中学生の時に金属の性質で「延性展性」を勉強しました。たしか金属は「引っ張って伸び」「叩いて広がる」っていう性質だったと思います!

ビット編集長
すばらしい。よくわかってるな。

トランザクションはさっき出てきた、取引データのことを指すんだ。

カレンちゃん
(褒められた!?)

ということはトランザクションを叩いても広がるってことですか?

ビット編集長
だいたいあっているな。

もっと言うと「トランザクションの内容自体は変わらないが見た目は変わってしまう」っていう感じだな

カレンちゃん
具体的にはどういうことですか?
ビット編集長
さっきも言った通り、トランザクションは取引データのことを指すんだ。

取引は、ものを「渡す側」と「受け取る側」がいないと成り立たないのはわかるな?

カレンちゃん
それは当たり前ですよね
ビット編集長
その二者のデータがあって初めてトランザクションと呼ばれ、そのトランザクションは特別な暗号を使って暗号化されて、その暗号をIDと呼ぶんだ。

そのIDがブロックの中にしまわれていく感じだな。

カレンちゃん
なるほどなるほど
ビット編集長
そして今回の問題点が出てくる。
その二者のデータは書き換えが可能なんだ。

その書き換えっていうのも、実際の取引内容は変えずに言い回しを変えることができるのが問題点にある。

カレンちゃん
言い回しを変えることになんの問題があるんですか?

結局届くのなら一緒な気がしますけど、、、

ビット編集長
トランザクションの暗号化によって出てくるIDは、言い回しが変わるだけで全く別のIDが生成されてしまうんだ

実際に承認作業が行われるときには、取引内容には問題はないからその「別のID」がブロック内にしまわれる。

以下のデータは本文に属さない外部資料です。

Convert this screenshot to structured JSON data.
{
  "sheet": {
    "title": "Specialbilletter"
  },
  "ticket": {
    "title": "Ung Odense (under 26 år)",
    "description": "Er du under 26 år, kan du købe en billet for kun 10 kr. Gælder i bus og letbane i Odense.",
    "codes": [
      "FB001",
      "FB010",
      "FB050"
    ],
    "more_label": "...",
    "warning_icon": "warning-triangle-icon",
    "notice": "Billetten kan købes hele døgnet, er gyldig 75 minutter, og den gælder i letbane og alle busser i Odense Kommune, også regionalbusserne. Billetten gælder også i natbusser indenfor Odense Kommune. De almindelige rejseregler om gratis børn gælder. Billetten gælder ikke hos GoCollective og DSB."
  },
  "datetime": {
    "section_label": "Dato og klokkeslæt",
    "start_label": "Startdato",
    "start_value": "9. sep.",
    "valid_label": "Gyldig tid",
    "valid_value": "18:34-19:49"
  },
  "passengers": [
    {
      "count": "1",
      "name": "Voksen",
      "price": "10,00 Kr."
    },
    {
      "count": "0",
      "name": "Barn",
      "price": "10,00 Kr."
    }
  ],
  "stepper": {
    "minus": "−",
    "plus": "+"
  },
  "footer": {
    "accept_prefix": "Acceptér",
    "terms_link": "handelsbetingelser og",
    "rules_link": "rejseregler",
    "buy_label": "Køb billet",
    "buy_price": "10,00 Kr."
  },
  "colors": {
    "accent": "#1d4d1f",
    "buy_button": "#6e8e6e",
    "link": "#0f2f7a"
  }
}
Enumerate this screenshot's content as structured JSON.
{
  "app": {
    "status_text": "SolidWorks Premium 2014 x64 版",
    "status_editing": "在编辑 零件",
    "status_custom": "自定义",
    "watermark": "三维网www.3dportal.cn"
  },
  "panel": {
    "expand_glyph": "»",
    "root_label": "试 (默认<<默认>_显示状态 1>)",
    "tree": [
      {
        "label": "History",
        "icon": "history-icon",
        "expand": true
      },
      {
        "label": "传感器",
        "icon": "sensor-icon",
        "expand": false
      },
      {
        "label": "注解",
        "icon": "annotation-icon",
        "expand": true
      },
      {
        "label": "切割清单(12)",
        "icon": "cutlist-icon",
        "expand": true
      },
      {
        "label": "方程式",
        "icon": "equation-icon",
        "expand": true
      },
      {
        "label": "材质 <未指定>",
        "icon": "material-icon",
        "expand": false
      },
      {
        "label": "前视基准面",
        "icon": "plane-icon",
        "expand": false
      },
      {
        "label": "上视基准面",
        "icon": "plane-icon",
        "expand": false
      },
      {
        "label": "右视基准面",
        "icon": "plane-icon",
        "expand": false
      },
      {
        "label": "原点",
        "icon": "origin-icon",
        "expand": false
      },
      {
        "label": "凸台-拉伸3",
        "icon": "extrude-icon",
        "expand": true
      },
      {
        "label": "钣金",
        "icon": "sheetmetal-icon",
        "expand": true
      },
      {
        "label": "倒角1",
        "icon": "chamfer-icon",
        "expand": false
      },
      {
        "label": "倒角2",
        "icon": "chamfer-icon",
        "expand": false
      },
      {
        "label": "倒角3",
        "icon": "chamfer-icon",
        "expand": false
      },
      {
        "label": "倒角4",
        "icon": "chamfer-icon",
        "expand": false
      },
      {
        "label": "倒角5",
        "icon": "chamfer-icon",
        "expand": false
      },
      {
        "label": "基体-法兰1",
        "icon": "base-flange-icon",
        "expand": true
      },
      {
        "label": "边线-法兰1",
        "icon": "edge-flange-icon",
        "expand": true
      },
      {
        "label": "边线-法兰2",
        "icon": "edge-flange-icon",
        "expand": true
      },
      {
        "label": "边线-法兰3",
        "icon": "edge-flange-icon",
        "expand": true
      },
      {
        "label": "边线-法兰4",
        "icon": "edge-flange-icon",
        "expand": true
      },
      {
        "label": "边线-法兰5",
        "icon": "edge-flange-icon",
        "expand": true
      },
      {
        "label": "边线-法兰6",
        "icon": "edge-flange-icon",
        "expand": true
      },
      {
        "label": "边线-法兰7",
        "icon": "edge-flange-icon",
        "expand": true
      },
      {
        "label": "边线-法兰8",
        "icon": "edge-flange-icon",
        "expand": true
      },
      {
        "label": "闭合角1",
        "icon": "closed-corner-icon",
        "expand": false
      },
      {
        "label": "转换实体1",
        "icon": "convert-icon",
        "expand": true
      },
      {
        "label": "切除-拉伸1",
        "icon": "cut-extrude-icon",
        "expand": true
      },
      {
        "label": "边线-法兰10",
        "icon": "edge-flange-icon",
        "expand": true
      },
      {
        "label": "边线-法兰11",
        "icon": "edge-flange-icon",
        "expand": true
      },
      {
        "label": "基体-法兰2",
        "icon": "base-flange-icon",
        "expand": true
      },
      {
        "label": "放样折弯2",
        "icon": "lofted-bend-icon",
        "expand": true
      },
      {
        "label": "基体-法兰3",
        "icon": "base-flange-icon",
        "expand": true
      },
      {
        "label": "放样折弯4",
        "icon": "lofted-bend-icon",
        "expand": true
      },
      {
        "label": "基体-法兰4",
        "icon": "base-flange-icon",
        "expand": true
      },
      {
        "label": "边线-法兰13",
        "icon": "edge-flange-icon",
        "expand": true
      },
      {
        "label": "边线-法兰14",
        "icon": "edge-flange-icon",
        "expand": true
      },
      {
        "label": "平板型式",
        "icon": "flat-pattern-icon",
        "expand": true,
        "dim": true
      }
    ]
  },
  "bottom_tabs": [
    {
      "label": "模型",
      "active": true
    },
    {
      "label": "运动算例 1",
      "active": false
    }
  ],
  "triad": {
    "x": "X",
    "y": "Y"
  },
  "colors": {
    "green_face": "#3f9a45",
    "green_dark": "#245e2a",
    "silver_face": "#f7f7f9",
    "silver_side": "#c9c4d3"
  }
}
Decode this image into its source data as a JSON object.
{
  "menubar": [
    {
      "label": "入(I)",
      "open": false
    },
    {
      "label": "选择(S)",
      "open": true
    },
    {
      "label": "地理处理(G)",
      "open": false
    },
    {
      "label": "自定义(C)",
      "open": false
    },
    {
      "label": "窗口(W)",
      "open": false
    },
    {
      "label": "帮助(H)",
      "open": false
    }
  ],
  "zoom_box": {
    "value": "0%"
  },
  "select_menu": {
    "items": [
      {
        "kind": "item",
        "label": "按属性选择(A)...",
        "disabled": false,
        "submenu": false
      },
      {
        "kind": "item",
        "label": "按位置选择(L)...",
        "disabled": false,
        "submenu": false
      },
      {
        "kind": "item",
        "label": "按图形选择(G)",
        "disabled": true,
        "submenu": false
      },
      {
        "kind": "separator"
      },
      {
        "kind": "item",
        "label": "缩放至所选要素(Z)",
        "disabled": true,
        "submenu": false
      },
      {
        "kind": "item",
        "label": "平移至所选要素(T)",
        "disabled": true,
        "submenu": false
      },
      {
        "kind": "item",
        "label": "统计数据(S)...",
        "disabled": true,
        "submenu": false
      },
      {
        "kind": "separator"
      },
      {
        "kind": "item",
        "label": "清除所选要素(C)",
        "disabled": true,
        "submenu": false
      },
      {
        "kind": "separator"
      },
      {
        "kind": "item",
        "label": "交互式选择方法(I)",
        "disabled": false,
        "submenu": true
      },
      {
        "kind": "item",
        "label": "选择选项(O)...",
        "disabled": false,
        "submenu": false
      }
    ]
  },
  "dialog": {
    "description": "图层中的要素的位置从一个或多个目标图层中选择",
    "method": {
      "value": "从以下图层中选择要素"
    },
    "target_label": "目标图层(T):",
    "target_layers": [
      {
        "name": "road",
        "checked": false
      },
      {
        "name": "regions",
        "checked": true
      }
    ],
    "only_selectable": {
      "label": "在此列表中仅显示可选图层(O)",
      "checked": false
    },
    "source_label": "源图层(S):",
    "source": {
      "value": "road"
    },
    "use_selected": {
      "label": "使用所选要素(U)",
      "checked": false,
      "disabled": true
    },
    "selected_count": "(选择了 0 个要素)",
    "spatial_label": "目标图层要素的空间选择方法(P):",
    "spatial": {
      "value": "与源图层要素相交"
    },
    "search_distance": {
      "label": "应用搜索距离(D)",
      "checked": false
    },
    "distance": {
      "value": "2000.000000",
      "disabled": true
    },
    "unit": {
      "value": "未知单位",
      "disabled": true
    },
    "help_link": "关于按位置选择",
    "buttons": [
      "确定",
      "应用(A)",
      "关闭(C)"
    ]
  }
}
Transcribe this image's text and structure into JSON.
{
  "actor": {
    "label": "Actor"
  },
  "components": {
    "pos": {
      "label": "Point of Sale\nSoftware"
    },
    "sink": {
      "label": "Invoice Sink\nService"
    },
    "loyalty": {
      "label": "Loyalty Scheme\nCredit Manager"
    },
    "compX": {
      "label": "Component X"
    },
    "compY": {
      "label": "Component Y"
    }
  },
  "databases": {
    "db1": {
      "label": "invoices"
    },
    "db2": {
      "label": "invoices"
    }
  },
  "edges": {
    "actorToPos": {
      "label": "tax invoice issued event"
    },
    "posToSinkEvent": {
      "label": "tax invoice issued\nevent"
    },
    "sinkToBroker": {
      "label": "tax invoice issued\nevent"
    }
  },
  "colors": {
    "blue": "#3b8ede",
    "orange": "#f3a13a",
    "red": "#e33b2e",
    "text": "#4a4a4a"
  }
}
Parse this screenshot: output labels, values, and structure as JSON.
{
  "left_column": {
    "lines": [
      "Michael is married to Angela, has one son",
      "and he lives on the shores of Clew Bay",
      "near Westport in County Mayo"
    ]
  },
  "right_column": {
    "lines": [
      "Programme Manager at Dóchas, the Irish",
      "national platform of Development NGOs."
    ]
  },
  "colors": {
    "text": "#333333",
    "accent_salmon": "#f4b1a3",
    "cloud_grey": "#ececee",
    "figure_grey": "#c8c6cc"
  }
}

ここでポイントなのは、受け取り側がIDを変えても渡す側が気づかない点にある。

カレンちゃん
じゃあ、ブロックにIDが入るときには渡す側の知っているIDとは別のIDが入っていくってことですよね?

渡す側は送れなかったっていうふうに勘違いしてしまいますよね

ビット編集長
その通り。だから受け取る側は届いてないことを装って、渡す側に「もう一回送ってほしい」と言って再送させることができてしまう。

これはいわゆる二重取引って言われていてこれを引き起こしてしまうからトランザクション展性がよくないといえるな。

カレンちゃん
「トランザクション展性」の意味が理解できました!

Segwitを理解するために。トランザクション展性を徹底解説

2018.09.19

ライトコインが革命を起こす

カレンちゃん
じゃあライトコインは、「決済の承認スピードが速くなって」、「IDを変えることができない」仮想通貨ってことですね
ビット編集長
まずブロックを作る時間がビットコインと比べて約1/4になったんだ。

ビットコインがだいたい10分だからライトコインは2.5分ってことだな

カレンちゃん
1/4ってすごいですね!なんか特別なシステムが入っているんですか?
ビット編集長
ライトコインにはsegwit(セグウィット)っていう機能が使われているんだ

簡単に言うと、トランザクションをぎゅっと圧縮する機能なんだ

トランザクション自体を小さくすることによって、ブロックの中にたくさんトランザクションを入れられるから時間の短縮になる。

カレンちゃん
セグウィットはトランザクション展性への耐性はないんですか?
ビット編集長
むしろそっちがメインになってくるな

ぎゅっと圧縮されているからこそデータを書き換えることができなくなったんだ

カレンちゃん
セグウィット最強じゃないですか!
ビット編集長
そう、だからライトコインはビットコインの決済機能を大きく変えた。決済機能革命だな。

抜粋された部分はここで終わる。